West End to Broadway (Congress, Eastbourne, July 25th – August 2nd)

From the opening song sung in a foreign language through to the glittering finale in an American accent, I loved every minute of West End to Broadway.

It was staged by the very talented Rattatatonians (so called because they were founded behind a locked door 30 years ago) and some of their original members are still alive, which just goes to show how truly professional they are.

Some of the performers must be so old it’s amazing they can manage without a zimmer frame, but this is very well-balanced by the fact that a lot of the performers are very young. Their parents must have been teaching them showtunes when they were in their nappies!

There was an incredible range of shows represented in this glittering production, some of which I have seen, but I didn’t recognise all of them, so they can’t have been put on at the Devonshire Park Theatre in Eastbourne, where I am a Friend as well as being one of the popular reviewers. I recently saw a production of Agatha Christie’s Black Coffee there starring Robert Powell (best known for playing Jesus on TV).

You wouldn’t believe how many different outfits there were in this show! The performers changed for every number, which once again shows how professional they are. I’ve seen some shows like this where the performers just stay in the same costumes throughout, and that’s very confusing if you’re trying to work out which song is which.

Among the highlights for me were the medley from Chitty Chitty Bang Bang, in which there was even a car, but it didn’t fly so I don’t think it can have been the real Chitty Chitty Bang Bang , a film which starred Arthur Mullard. The children were especially good in the medleys from Matilda and Annie, which if you put them together makes Matildannie.

The whole company were in top form in a rousing act one finale from Les Miserables, which I saw in London with Alfie Boe with a beard, though in this production nobody sang the showstopping Bring Him Home, so it was probably a bit too high for the men to sing.

Other highlights included We’re in the Money from 42nd Street where everyone was dressed in green because that’s the colour of dollar bills. The three male dancers all resembled each other closely so I think they must have been clones. Also excellent was the West Side Story medley – the girls were so good you could actually have been watching Cheetah Riviera on stage!

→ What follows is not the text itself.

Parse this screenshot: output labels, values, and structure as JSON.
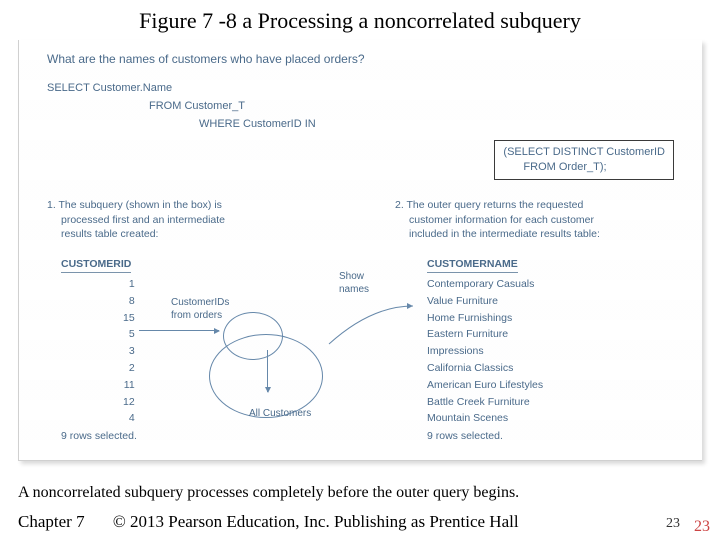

It is shows like these that make you realise how fortunate you are to have such professional amateur performers in the area. Producers should cast some of these people in their shows instead of people from TV who we have never heard about and they wouldn’t cost so much, which would mean that the lights wouldn’t keep going out during productions (something which seems to happen regularly when I go to the theatre!) because someone can’t afford the shilling for the meter.